Facebook will disable new political ads a week before US midterm elections

Meta loosely outlined how it plans to brace its platforms for the upcoming U.S. midterm elections Tuesday, starting with political ads. In November, the nation will decide a number of key congressional and gubernatorial races in the midst of worsening political polarization that the social network has become synonymous with in recent years. Meta, which […]

Meta loosely outlined how it plans to brace its platforms for the upcoming U.S. midterm elections Tuesday, starting with political ads. In November, the nation will decide a number of key congressional and gubernatorial races in the midst of worsening political polarization that the social network has become synonymous with in recent years.

Meta, which owns Facebook, Instagram and WhatsApp, detailed steps similar to the measures the company took previously in lieu of proposing many new ideas or areas of investment. That includes disabling new “political, electoral and social issue ads” during the week prior to voting on November 8. Ads that ran before the blackout period will be allowed to continue running, but the company will disable most edits for them during that time, including any changes to who they target.

“Our rationale for this restriction period remains the same as 2020: in the final days of an election, we recognize there may not be enough time to contest new claims made in ads,” Meta Global Affairs President Nick Clegg wrote in a blog post. “This restriction period will lift the day after the election and we have no plans to extend it.”

Meta might not have plans to extend its pause on political ads, but it could still wind up improvising. Facebook paused political ads on November 4, 2020 but wound up extending that blackout phase well into the next year, only making an exception in mid-December for campaigns around the Georgia runoff elections.

Meta also reiterated that it will not allow any posts or ads that misrepresent key details about the voting process, including the date, time and qualifications for voting. The company also notes that it will disallow misinformation related to the “outcome of an election,” but its poor track record of uneven enforcement around the “Stop the Steal” movement and groups that staged the violent attack at the U.S. Capitol on January 6 calls those measures into doubt.

On Facebook, accounts and groups promoting false claims that the election was “stolen” were able to post prolifically and even organize after the election, easily evading bans on a handful of relevant keywords. The company only announced more serious efforts to stop the spread of election misinformation after the January 6 attack.

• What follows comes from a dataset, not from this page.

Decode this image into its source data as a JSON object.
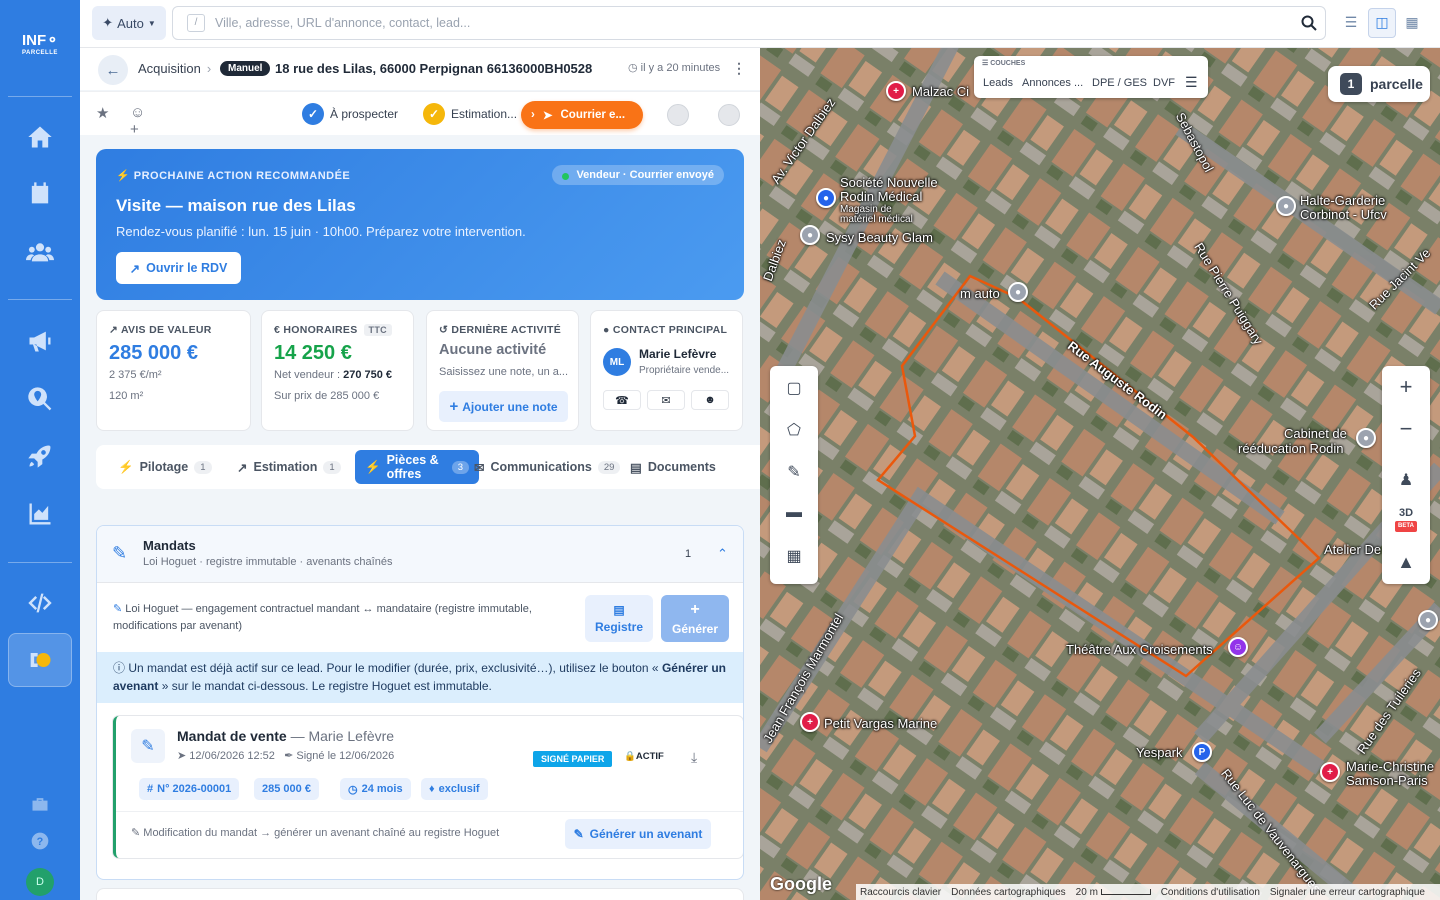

The social media company was also keen to highlight its investments in protecting elections, noting that it has hundreds of people working on concerns around the 2022 election and that it invested $5 billion into safety and security work in the last year, though that total did not go toward work specific to elections. The company didn’t mention that its dedicated elections team, the civic integrity unit, was dissolved and redistributed across its workforce after the 2020 election. Facebook framed the decision in a positive light at the time, but some employees and critics of the company raised concerns that election issues would be put on the backburner.

While Meta projects confidence about its political advertising precautions heading into the U.S. 2022 midterms, it is already failing to enforce those same safety measures elsewhere around the globe. A new report from human rights organization Global Witness found that Facebook approved paid posts containing false information about Brazil’s upcoming election, including ads publicizing “the wrong election date, incorrect voting methods and questioning the integrity of the election — including Brazil’s electronic voting system.”